As to the possibility of hijacking an existing IGC – which seems to be Boris "burbling" Johnson's preference – that can't happen without the support of the Council president, who controls the agenda. Should the UK seek to impose an agenda item, it is back to a majority decision of the European Council. The renegotiation route has nowhere to go.

No one should run away with the idea, though, that membership of the EEA is the final solution for Britain. Looking at the Swiss scenario, we see that since 1992, Switzerland has concluded more than bilateral 100 agreements with the EU, including one that allows the free movement of people.

That is something from which we can learn. An Article 50 agreement is not the end of the story. Once we have withdrawn from the EU and repatriated the acquis, we will have a similar ability to forge bilateral agreements with the EU, and there is nothing to stop us eventually walking away from the EEA - or seeking treaty amendments. But these are not options we have to consider at this time.

Nor is it going to be easy. The BBC piece, suggests that an "era of agonised decision-making may be approaching", because Brussels has told the Swiss government the EU is no longer interested in pursuing bilateral agreements. Instead Brussels wants Switzerland automatically to adopt EU law - "a suggestion which is already causing Swiss hackles to rise".
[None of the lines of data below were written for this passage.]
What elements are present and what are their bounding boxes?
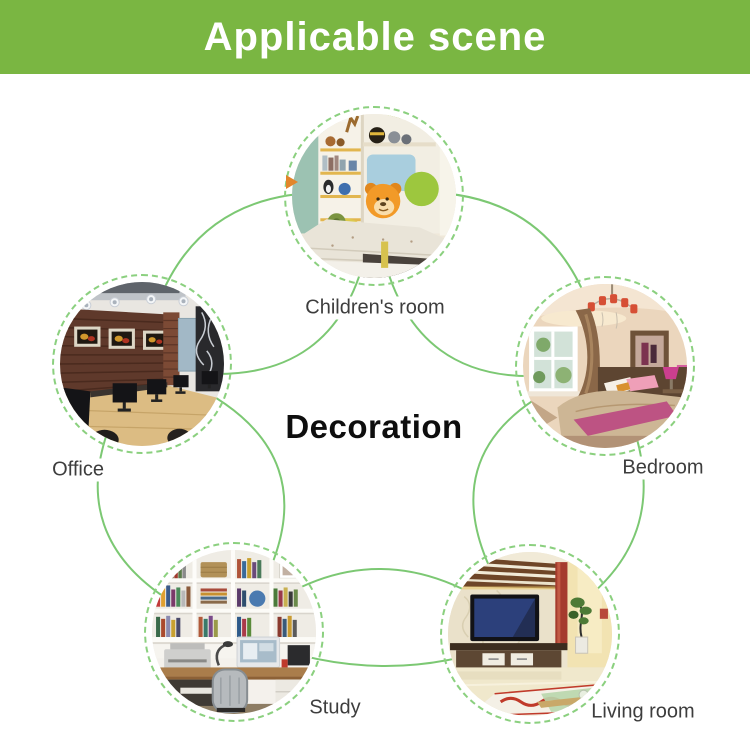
bedroom-illustration bbox=[523, 284, 687, 448]
label-study: Study bbox=[305, 697, 364, 720]
printer bbox=[164, 643, 211, 669]
label-bedroom: Bedroom bbox=[618, 457, 707, 480]
toy-shelf-unit bbox=[318, 116, 363, 229]
study-illustration bbox=[152, 550, 316, 714]
second-monitor bbox=[288, 645, 310, 665]
tv-cabinet bbox=[450, 643, 567, 668]
header-banner: Applicable scene bbox=[0, 0, 750, 74]
label-children-room: Children's room bbox=[301, 297, 448, 320]
scene-circle-study bbox=[144, 542, 324, 722]
label-office: Office bbox=[48, 459, 108, 482]
arrow-marker bbox=[286, 175, 298, 189]
wardrobe bbox=[361, 114, 456, 235]
children-room-photo bbox=[292, 114, 456, 278]
globe bbox=[249, 590, 265, 606]
applicable-scene-infographic: Applicable scene Decoration bbox=[0, 0, 750, 750]
page-title: Applicable scene bbox=[204, 17, 547, 57]
office-chair bbox=[213, 669, 247, 712]
study-photo bbox=[152, 550, 316, 714]
label-living-room: Living room bbox=[587, 701, 698, 724]
scene-circle-office bbox=[52, 274, 232, 454]
living-room-photo bbox=[448, 552, 612, 716]
scene-circle-bedroom bbox=[515, 276, 695, 456]
red-cup bbox=[282, 659, 288, 667]
office-photo bbox=[60, 282, 224, 446]
children-room-illustration bbox=[292, 114, 456, 278]
office-illustration bbox=[60, 282, 224, 446]
brick-column bbox=[163, 312, 179, 385]
living-room-illustration bbox=[448, 552, 612, 716]
window bbox=[527, 327, 580, 397]
scene-circle-children-room bbox=[284, 106, 464, 286]
tv bbox=[470, 595, 539, 642]
center-title: Decoration bbox=[279, 408, 468, 446]
red-accent-column bbox=[555, 562, 567, 645]
scene-circle-living-room bbox=[440, 544, 620, 724]
bee-plush bbox=[369, 127, 385, 143]
bedroom-photo bbox=[523, 284, 687, 448]
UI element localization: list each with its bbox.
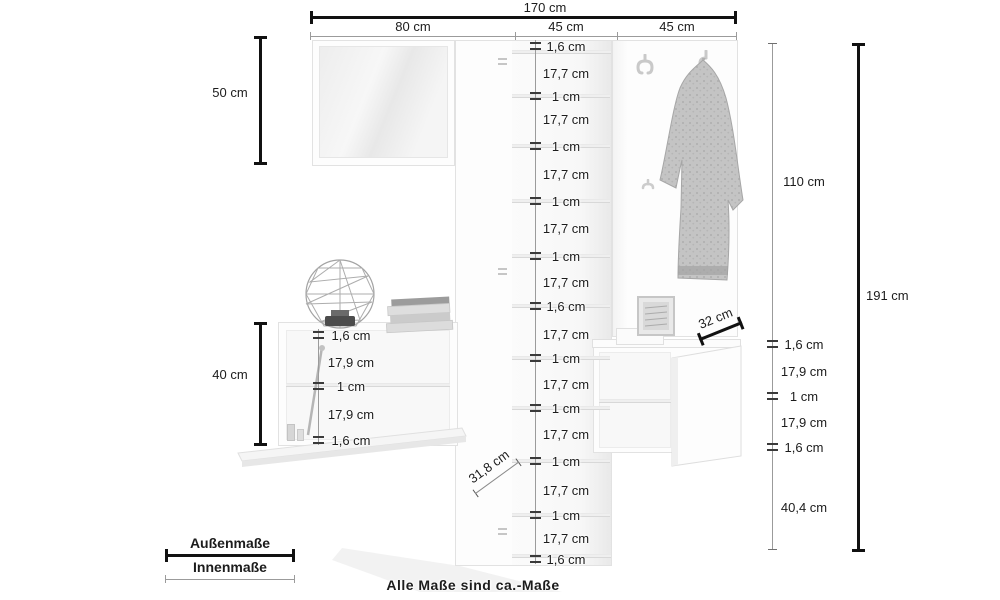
dim-label-shoe_cabinet: 1 cm bbox=[538, 352, 594, 366]
dim-tick bbox=[313, 442, 324, 444]
dim-tick bbox=[313, 331, 324, 333]
dim-label-bench: 1 cm bbox=[779, 390, 829, 404]
dim-label-shoe_cabinet: 1 cm bbox=[538, 250, 594, 264]
dim-label-sideboard: 17,9 cm bbox=[327, 408, 375, 422]
door-hinge-icon bbox=[498, 58, 507, 65]
dim-label-sideboard: 1,6 cm bbox=[327, 329, 375, 343]
dim-label-section-3: 45 cm bbox=[639, 20, 715, 34]
dim-tick bbox=[767, 449, 778, 451]
dim-tick bbox=[313, 337, 324, 339]
dim-line-right-inner bbox=[772, 43, 773, 550]
footnote: Alle Maße sind ca.-Maße bbox=[353, 578, 593, 593]
dim-label-section-1: 80 cm bbox=[375, 20, 451, 34]
dim-label-bench: 1,6 cm bbox=[779, 441, 829, 455]
dim-cap bbox=[254, 162, 267, 165]
mirror-glass bbox=[319, 46, 448, 158]
dim-line-sections bbox=[310, 36, 737, 37]
dim-tick bbox=[767, 346, 778, 348]
decor-bottle bbox=[297, 429, 304, 441]
dim-label-bench: 1,6 cm bbox=[779, 338, 829, 352]
dim-cap bbox=[254, 443, 267, 446]
dim-label-shoe_cabinet: 17,7 cm bbox=[538, 67, 594, 81]
dim-label-shoe_cabinet: 1 cm bbox=[538, 140, 594, 154]
dim-label-shoe_cabinet: 17,7 cm bbox=[538, 168, 594, 182]
dim-label-section-2: 45 cm bbox=[528, 20, 604, 34]
dim-line-mirror-height bbox=[259, 36, 262, 165]
dim-tick bbox=[313, 382, 324, 384]
dim-label-shoe_cabinet: 17,7 cm bbox=[538, 532, 594, 546]
dim-label-total-height: 191 cm bbox=[866, 289, 920, 303]
dim-tick bbox=[767, 340, 778, 342]
dim-label-bench: 17,9 cm bbox=[779, 365, 829, 379]
dim-label-shoe_cabinet: 17,7 cm bbox=[538, 484, 594, 498]
dim-tick bbox=[313, 436, 324, 438]
dim-label-shoe_cabinet: 1 cm bbox=[538, 402, 594, 416]
dim-tick bbox=[617, 32, 618, 40]
dim-tick bbox=[310, 32, 311, 40]
wire-ball-decor bbox=[298, 258, 382, 332]
dim-label-shoe_cabinet: 1,6 cm bbox=[538, 40, 594, 54]
dim-line-sideboard-height bbox=[259, 322, 262, 446]
dim-tick bbox=[515, 32, 516, 40]
dim-cap bbox=[768, 549, 777, 550]
dim-label-shoe_cabinet: 1 cm bbox=[538, 455, 594, 469]
dim-label-shoe_cabinet: 1,6 cm bbox=[538, 553, 594, 567]
dim-label-shoe_cabinet: 17,7 cm bbox=[538, 276, 594, 290]
dim-tick bbox=[767, 398, 778, 400]
bench-shelf bbox=[599, 399, 671, 403]
dim-line-sideboard-inner bbox=[318, 329, 319, 445]
dim-label-shoe_cabinet: 1 cm bbox=[538, 90, 594, 104]
dim-cap bbox=[852, 43, 865, 46]
bench-open-door bbox=[670, 342, 746, 470]
decor-bottle bbox=[287, 424, 295, 441]
dim-label-shoe_cabinet: 1 cm bbox=[538, 195, 594, 209]
dim-label-sideboard: 1,6 cm bbox=[327, 434, 375, 448]
dim-label-shoe_cabinet: 17,7 cm bbox=[538, 113, 594, 127]
dim-tick bbox=[313, 388, 324, 390]
dim-label-shoe_cabinet: 17,7 cm bbox=[538, 222, 594, 236]
dim-tick bbox=[736, 32, 737, 40]
legend-inner-line bbox=[165, 579, 295, 580]
dim-cap bbox=[254, 36, 267, 39]
dim-line-total-height bbox=[857, 43, 860, 552]
dim-label-shoe_cabinet: 17,7 cm bbox=[538, 428, 594, 442]
dim-tick bbox=[767, 443, 778, 445]
door-hinge-icon bbox=[498, 268, 507, 275]
door-hinge-icon bbox=[498, 528, 507, 535]
dim-label-sideboard-height: 40 cm bbox=[206, 368, 254, 382]
dim-label-sideboard: 17,9 cm bbox=[327, 356, 375, 370]
dim-cap bbox=[734, 11, 737, 24]
dim-label-shoe_cabinet: 1 cm bbox=[538, 509, 594, 523]
dim-label-bench: 40,4 cm bbox=[779, 501, 829, 515]
furniture-dimension-diagram: 170 cm 80 cm 45 cm 45 cm 50 cm 40 cm 110… bbox=[0, 0, 1000, 600]
dim-cap bbox=[310, 11, 313, 24]
dim-label-shoe_cabinet: 17,7 cm bbox=[538, 328, 594, 342]
dim-label-bench: 17,9 cm bbox=[779, 416, 829, 430]
dim-label-shoe_cabinet: 1,6 cm bbox=[538, 300, 594, 314]
dim-label-sideboard: 1 cm bbox=[327, 380, 375, 394]
dim-cap bbox=[254, 322, 267, 325]
dim-tick bbox=[767, 392, 778, 394]
picture-frame bbox=[637, 296, 675, 336]
hanging-coat bbox=[653, 58, 747, 288]
dim-label-shoe_cabinet: 17,7 cm bbox=[538, 378, 594, 392]
dim-label-mirror-height: 50 cm bbox=[206, 86, 254, 100]
legend-outer-label: Außenmaße bbox=[165, 536, 295, 551]
legend-inner-label: Innenmaße bbox=[165, 560, 295, 575]
dim-cap bbox=[852, 549, 865, 552]
books-stack bbox=[384, 294, 456, 334]
dim-cap bbox=[768, 43, 777, 44]
legend-outer-line bbox=[165, 554, 295, 557]
dim-label-panel-height: 110 cm bbox=[779, 175, 829, 189]
dim-label-total-width: 170 cm bbox=[480, 1, 610, 15]
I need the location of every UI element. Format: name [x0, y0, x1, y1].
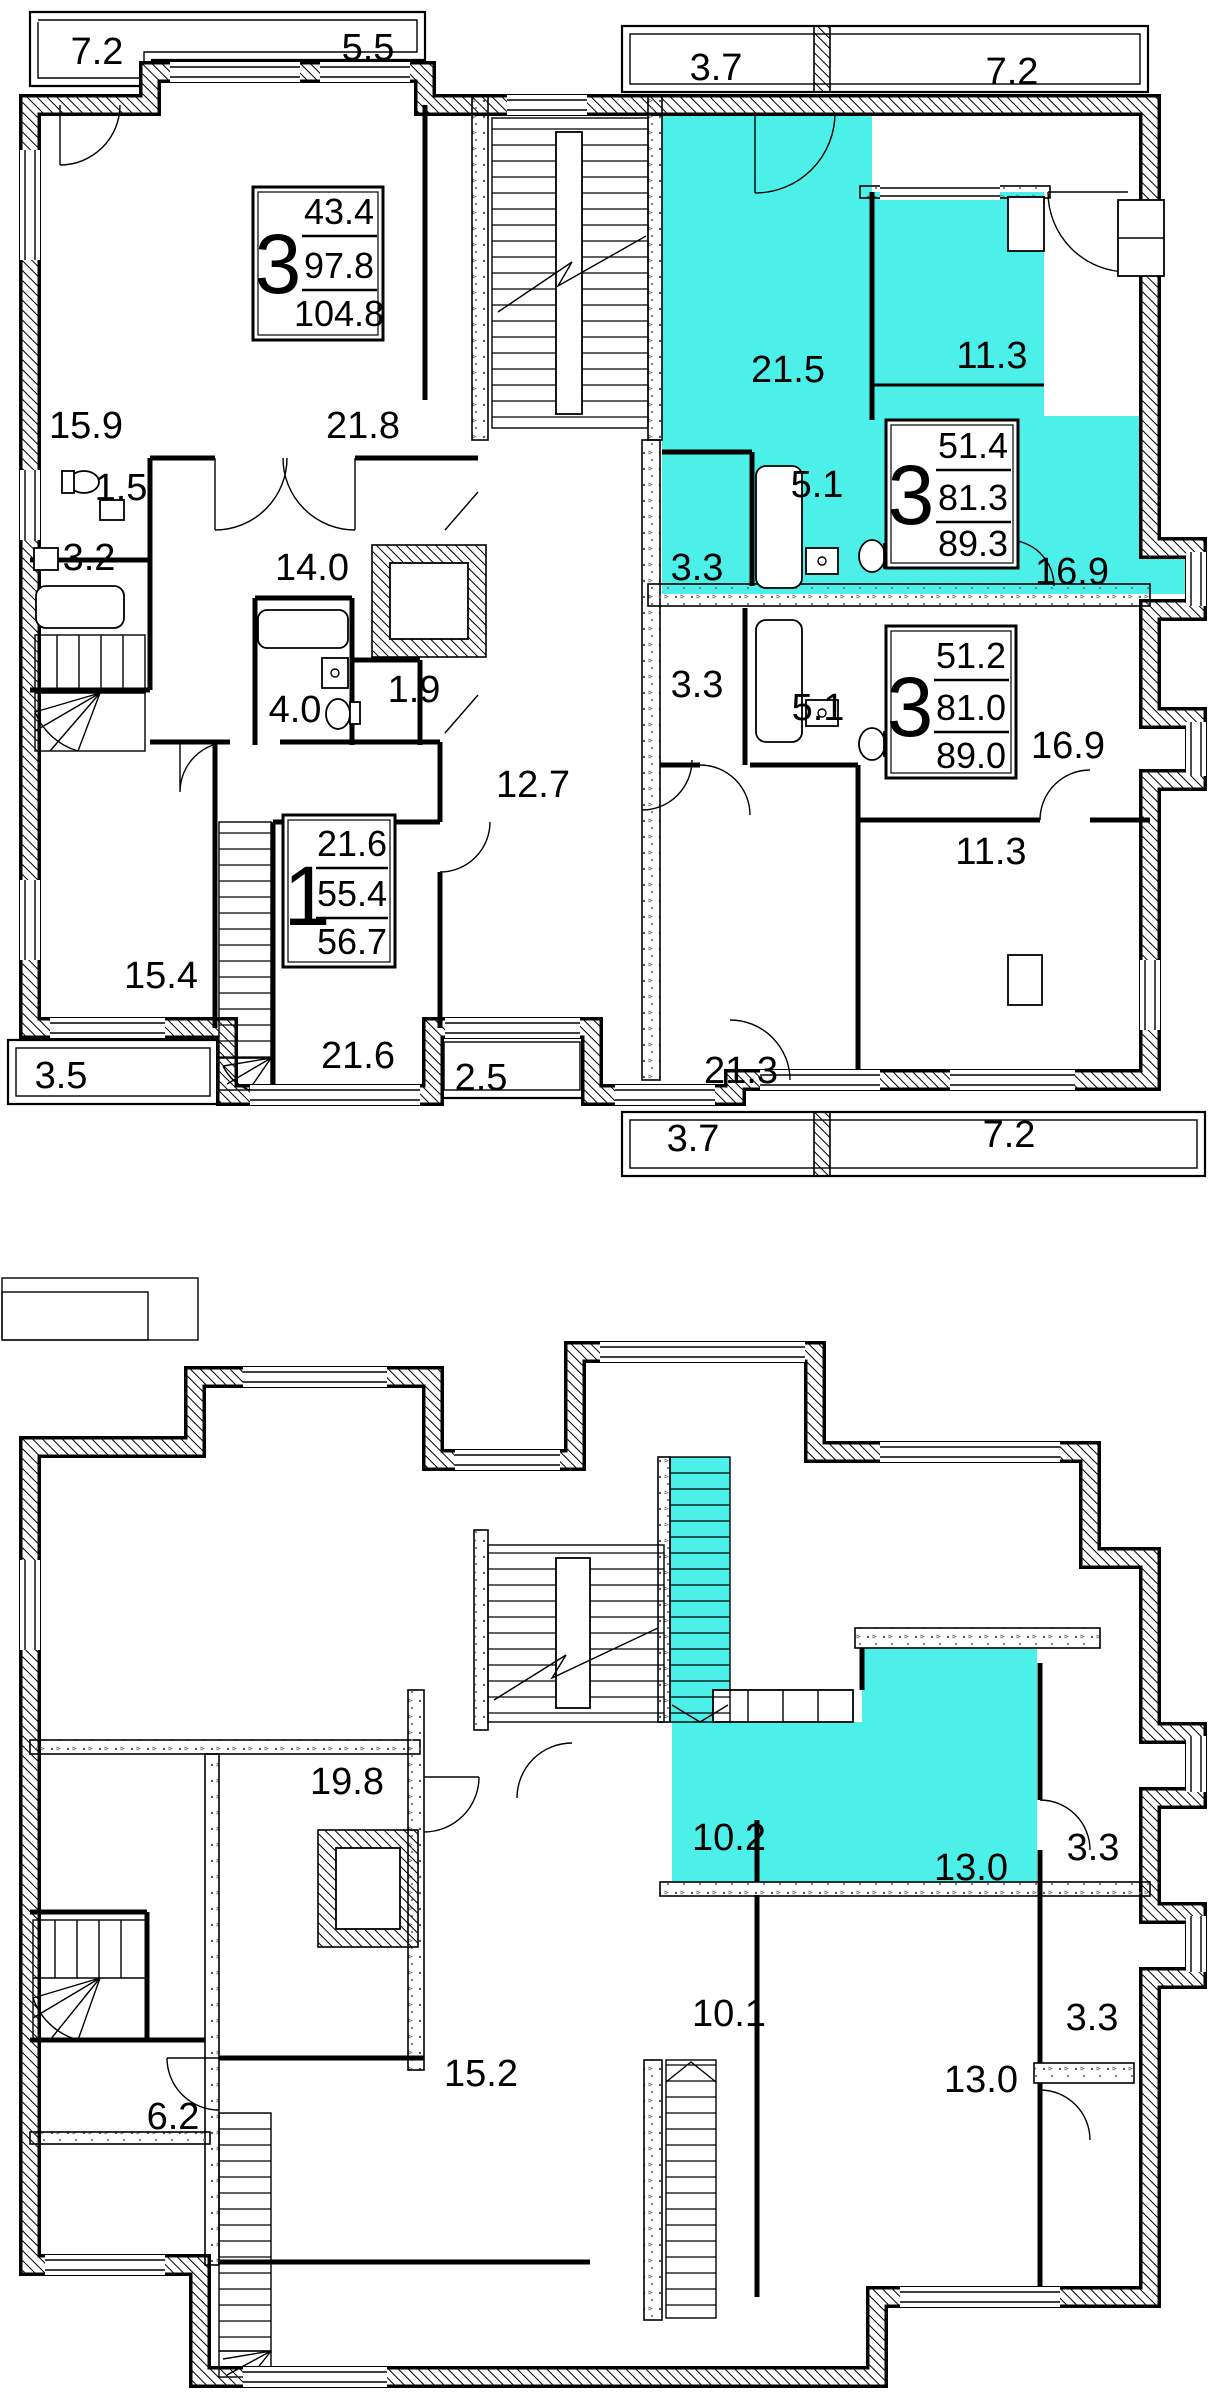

But Britain on the outside would change the calculus. Bullying Switzerland comes easy to the "colleagues" – especially when so many Swiss politicians would rather be inside the EU than out. Britain would be a different proposition.

And, as Switzerland found, outside the EU, its economy is healthy and unemployment is low. Unsurprisingly, the Swiss people have little enthusiasm for Brussels: barely eleven percent, outside the political clique, want membership. The way things are going, the UK won't even have that number in favour of membership.

In that, we would be happy to follow in Switzerland's footsteps.